In ihrem Bericht "State of the Secular States" behandelt die NGO American Atheists die Strategie des Christlichen Nationalismus in den USA. Nach Bundesstaaten aufgeschlüsselt zeigen die Forschenden, wie tief verankert die Ideologie mittlerweile ist und dass sie auf vier Grundpfeilern ruht: Bildungspolitik, Familienplanung, Zensur und Sonderregelungen für religiöse Institutionen.
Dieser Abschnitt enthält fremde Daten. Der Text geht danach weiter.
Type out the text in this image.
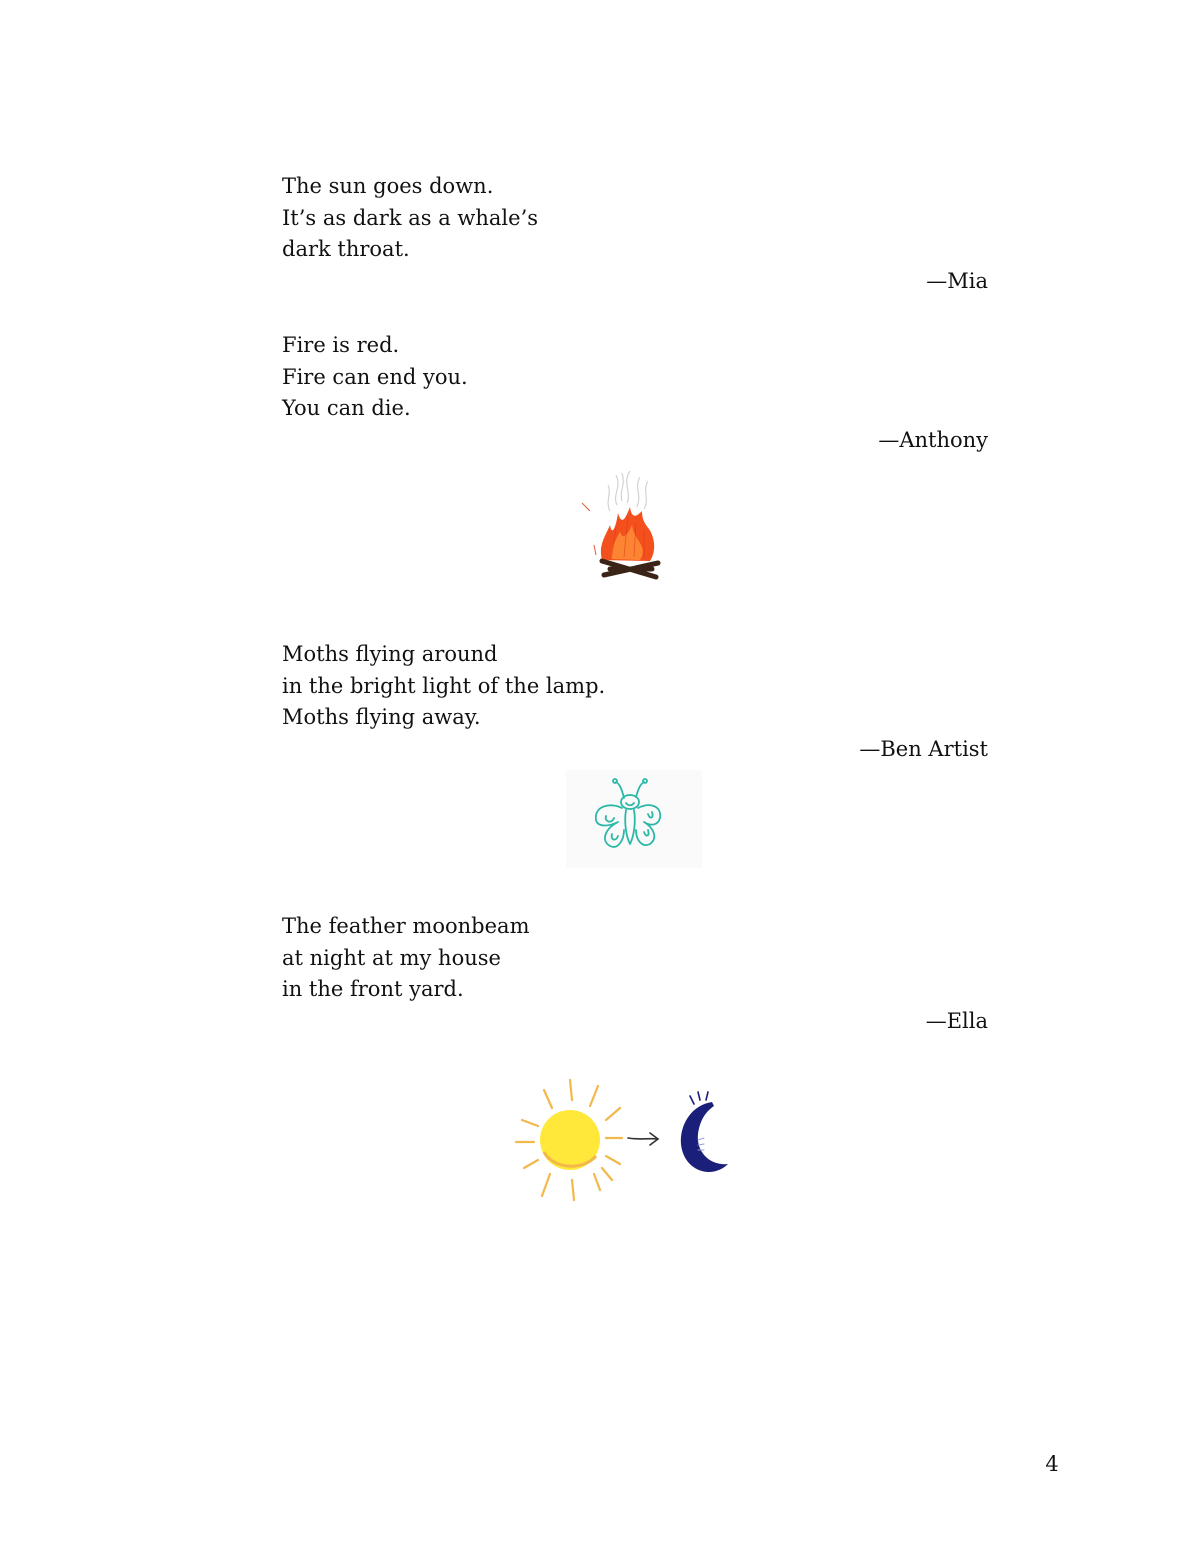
The sun goes down.
It’s as dark as a whale’s
dark throat.
—Mia
Fire is red.
Fire can end you.
You can die.
—Anthony
Moths flying around
in the bright light of the lamp.
Moths flying away.
—Ben Artist
The feather moonbeam
at night at my house
in the front yard.
—Ella
4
Dr. Philip Gorski, Vorsitzender der Soziologischen Fakultät der Universität Yale, definiert "Christlichen Nationalismus" in einem Gastbeitrag im Report von American Atheists wie folgt: Christlicher Nationalismus in den USA zeichne sich primär durch eine "tiefgreifende Story" und eine "politische Vision" aus. Diese "Story", so Gorski, sei der Mythos, dass die Vereinigten Staaten als christliche Nation gegründet worden seien und die Verfassung auf dezidiert biblischen Prinzipien beruhe. Die USA seien ein gottgewollter Staat, dem eine einzigartige Bedeutung zukomme. Diese Einzigartigkeit wiederum werde durch nicht-christliche, nicht-weiße und zugewanderte Menschen untergraben und bedroht.
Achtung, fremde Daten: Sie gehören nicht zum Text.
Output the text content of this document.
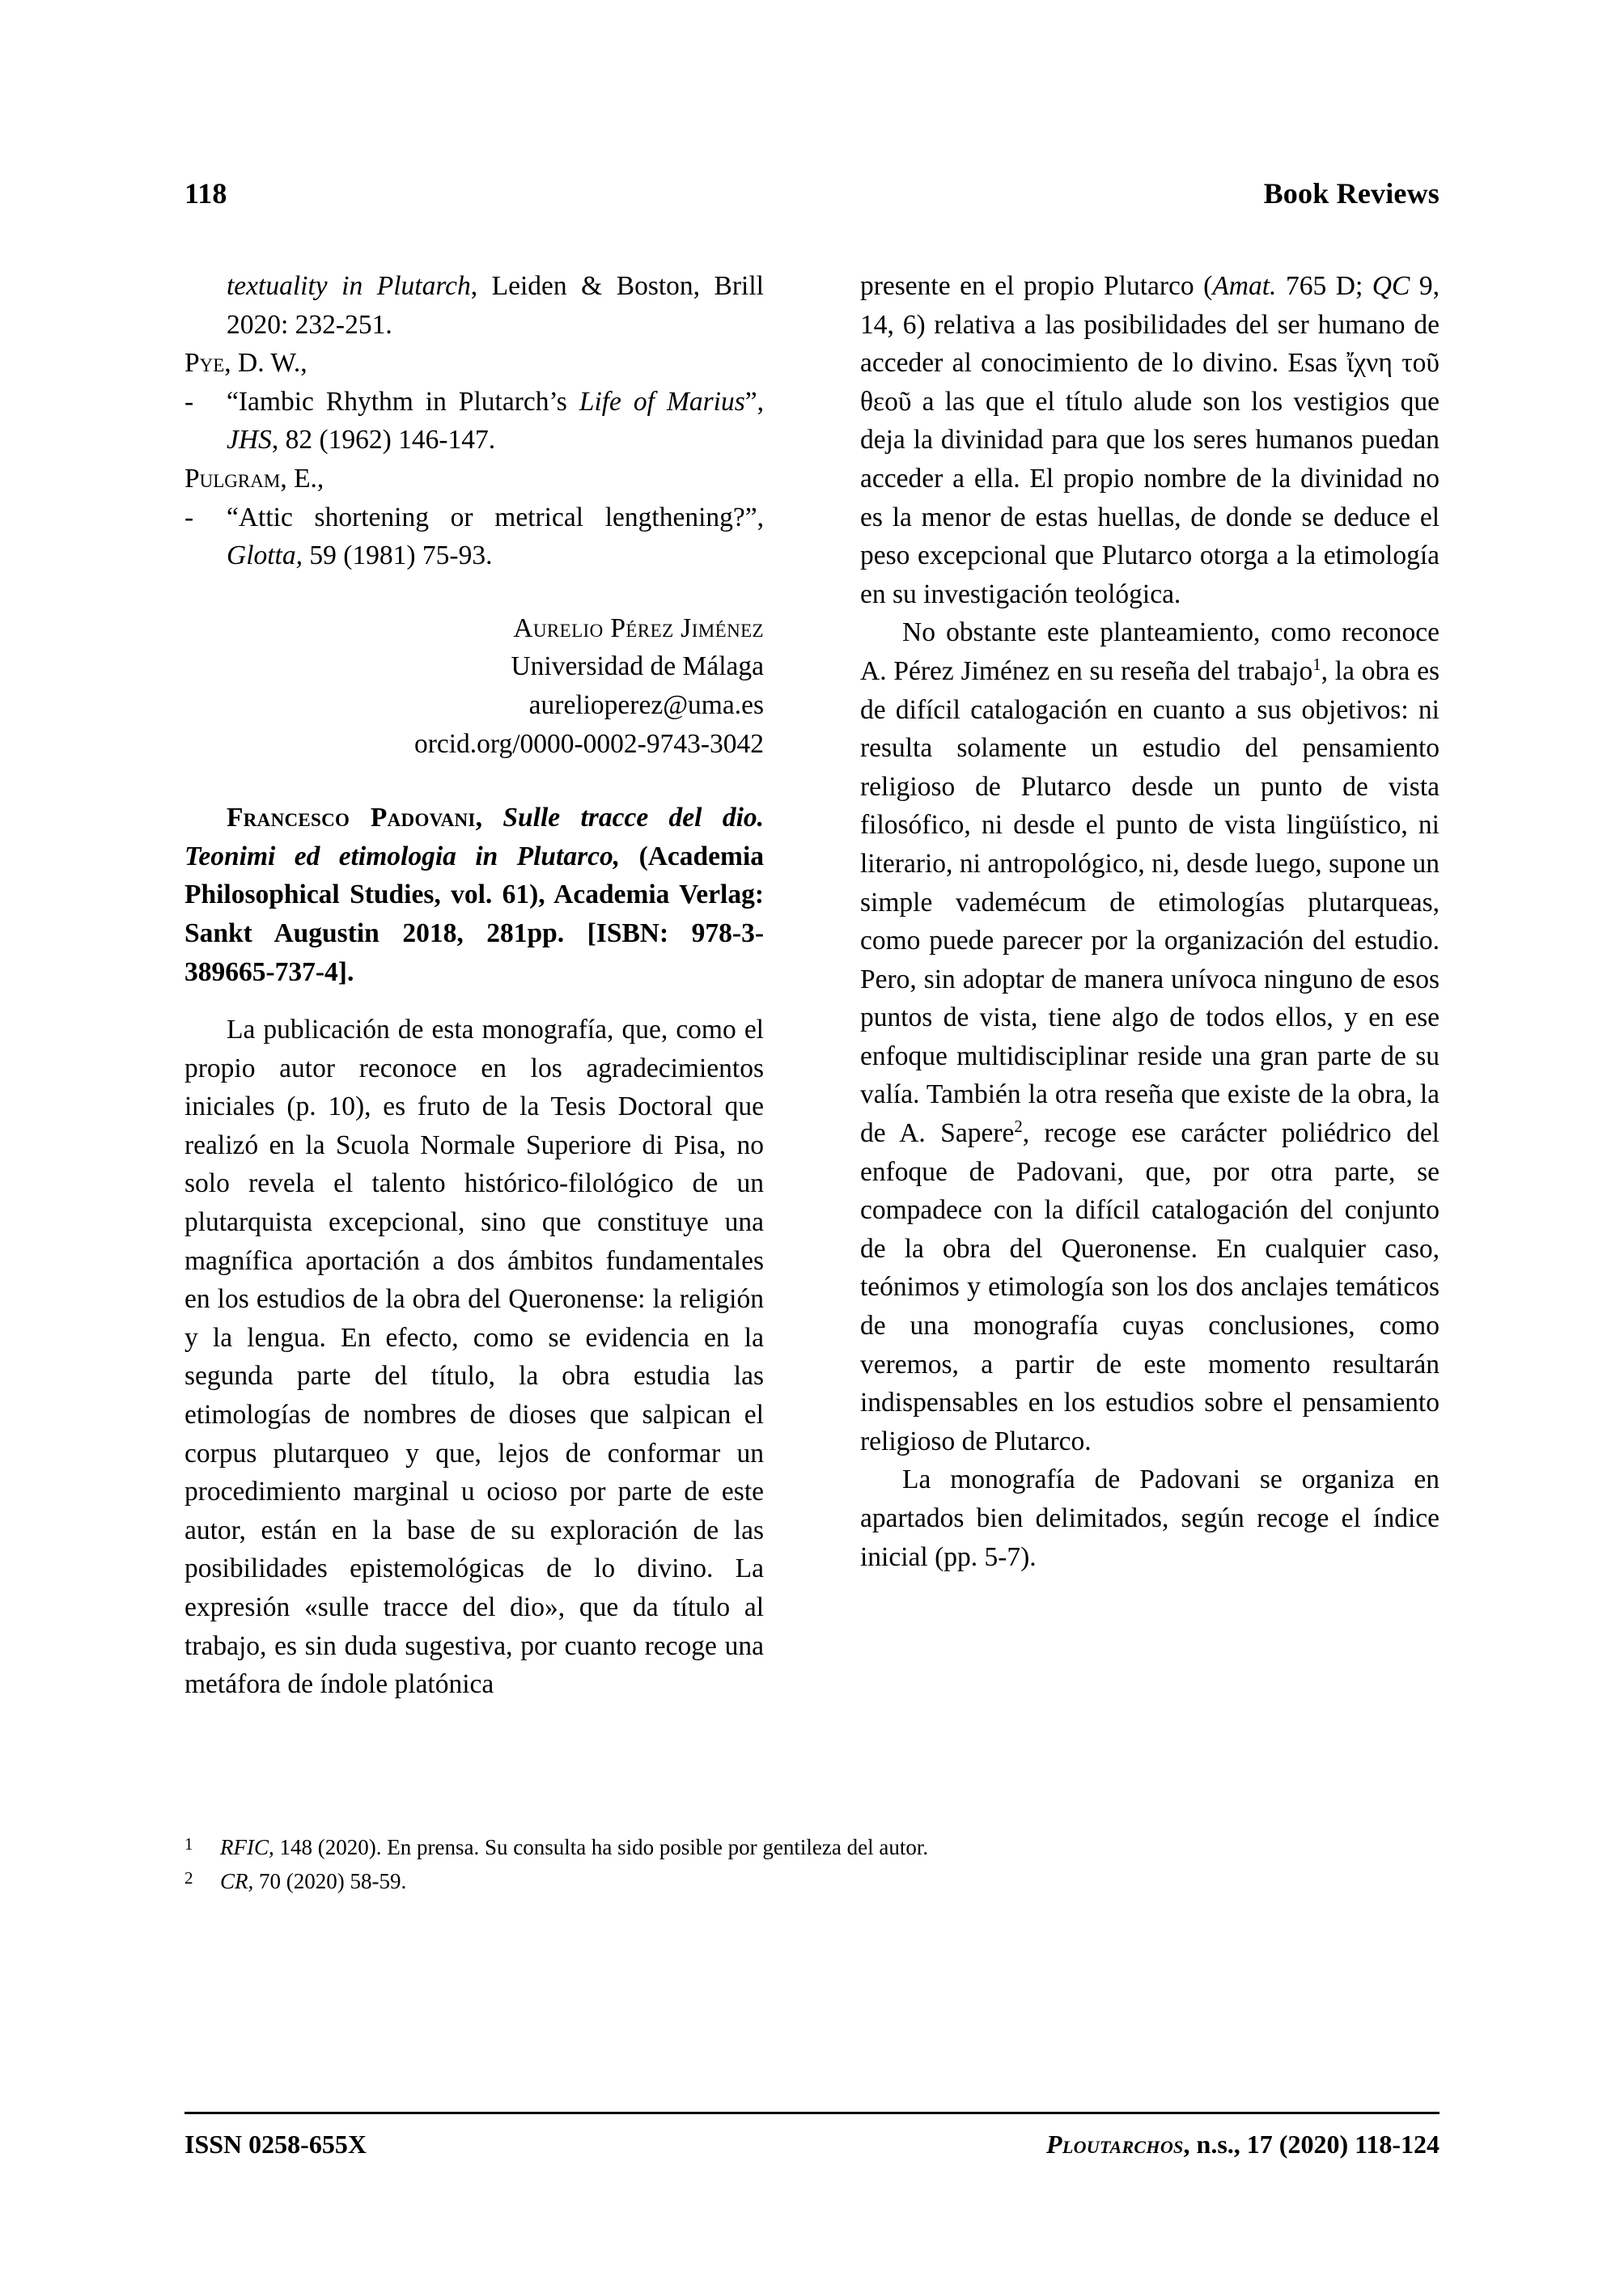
118	Book Reviews
textuality in Plutarch, Leiden & Boston, Brill 2020: 232-251.
Pye, D. W.,
-	“Iambic Rhythm in Plutarch’s Life of Marius”, JHS, 82 (1962) 146-147.
Pulgram, E.,
-	“Attic shortening or metrical lengthening?”, Glotta, 59 (1981) 75-93.
Aurelio Pérez Jiménez
Universidad de Málaga
aurelioperez@uma.es
orcid.org/0000-0002-9743-3042
Francesco Padovani, Sulle tracce del dio. Teonimi ed etimologia in Plutarco, (Academia Philosophical Studies, vol. 61), Academia Verlag: Sankt Augustin 2018, 281pp. [ISBN: 978-3-389665-737-4].

La publicación de esta monografía, que, como el propio autor reconoce en los agradecimientos iniciales (p. 10), es fruto de la Tesis Doctoral que realizó en la Scuola Normale Superiore di Pisa, no solo revela el talento histórico-filológico de un plutarquista excepcional, sino que constituye una magnífica aportación a dos ámbitos fundamentales en los estudios de la obra del Queronense: la religión y la lengua. En efecto, como se evidencia en la segunda parte del título, la obra estudia las etimologías de nombres de dioses que salpican el corpus plutarqueo y que, lejos de conformar un procedimiento marginal u ocioso por parte de este autor, están en la base de su exploración de las posibilidades epistemológicas de lo divino. La expresión «sulle tracce del dio», que da título al trabajo, es sin duda sugestiva, por cuanto recoge una metáfora de índole platónica

presente en el propio Plutarco (Amat. 765 D; QC 9, 14, 6) relativa a las posibilidades del ser humano de acceder al conocimiento de lo divino. Esas ἴχνη τοῦ θεοῦ a las que el título alude son los vestigios que deja la divinidad para que los seres humanos puedan acceder a ella. El propio nombre de la divinidad no es la menor de estas huellas, de donde se deduce el peso excepcional que Plutarco otorga a la etimología en su investigación teológica.

No obstante este planteamiento, como reconoce A. Pérez Jiménez en su reseña del trabajo$^1$, la obra es de difícil catalogación en cuanto a sus objetivos: ni resulta solamente un estudio del pensamiento religioso de Plutarco desde un punto de vista filosófico, ni desde el punto de vista lingüístico, ni literario, ni antropológico, ni, desde luego, supone un simple vademécum de etimologías plutarqueas, como puede parecer por la organización del estudio. Pero, sin adoptar de manera unívoca ninguno de esos puntos de vista, tiene algo de todos ellos, y en ese enfoque multidisciplinar reside una gran parte de su valía. También la otra reseña que existe de la obra, la de A. Sapere$^2$, recoge ese carácter poliédrico del enfoque de Padovani, que, por otra parte, se compadece con la difícil catalogación del conjunto de la obra del Queronense. En cualquier caso, teónimos y etimología son los dos anclajes temáticos de una monografía cuyas conclusiones, como veremos, a partir de este momento resultarán indispensables en los estudios sobre el pensamiento religioso de Plutarco.

La monografía de Padovani se organiza en apartados bien delimitados, según recoge el índice inicial (pp. 5-7).

1	RFIC, 148 (2020). En prensa. Su consulta ha sido posible por gentileza del autor.
2	CR, 70 (2020) 58-59.
ISSN 0258-655X	Ploutarchos, n.s., 17 (2020) 118-124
Die "Vision", die der Christliche Nationalismus aus diesem Narrativ ableitet, entspricht der Idee einer Rückkehr zu vermeintlich vergangenem Glanz. Die "Vision", so Gorski, ist "eine Zukunft, in der weiße, christliche US-Bürger*innen (wieder) die dominante Mehrheit darstellen". Jüngste Befragungen des Pew Research Centers und des Public Religious Research Institutes zeigen außerdem, dass die Ideologie nicht nur bei denen verfängt, die explizit von ihr profitieren. Die Zahl der Menschen, die nicht weiß, nicht christlich oder nicht religiös im Allgemeinen sind, dem Christlichen Nationalismus aber dennoch positiv gegenüberstehen, ist groß. Gorski erklärt dies aus einer politischen Perspektive: "[Der Christliche Nationalismus] ist ein Kernelement des modernen Konservativismus geworden."
Säule 1: Bildungspolitik
In den vergangenen zwei Jahren urteilte der Supreme Court (SCOTUS) in zwei Fällen – Espinoza v. Montana Department of Revenue im Jahr 2020 sowie Carson v. Makin im Jahr 2022 –, dass öffentliche Gelder, die der Bezuschussung des Schulbesuchs gewidmet sind, auch Privatschulen, inklusive religiösen Privatschulen, zugänglich gemacht werden müssen. Eine elementare Rolle spielt hierbei das Konzept des Gutscheinsystems. Religiöse und konservative Gruppen in den USA kämpfen seit Jahrzehnten dafür, den verpflichtenden Besuch öffentlicher Schulen abzuschaffen. Stattdessen sollen die Erziehungsberechtigten Bildungsgutscheine mit einem bestimmten Geldwert erhalten, den sie der Schule ihrer Wahl – ob öffentlich oder privat – vorlegen können. Die gesamte Schulausbildung soll durch solche Bildungsgutscheine abgedeckt werden. Ist der Gutscheinwert allerdings geringer als die Gebühren der jeweiligen Schule, wie es bei vielen säkularen Schulen der Fall ist, müssen die Eltern den Restbetrag aus eigener Tasche bezahlen. 29 Bundesstaaten haben solche Gutscheinsysteme oder vergleichbare Konzepte implementiert. 78 Prozent aller Schüler*innen, die Privatschulen besuchen, besuchen eine religiöse Privatschule, so der Bericht von American Atheists.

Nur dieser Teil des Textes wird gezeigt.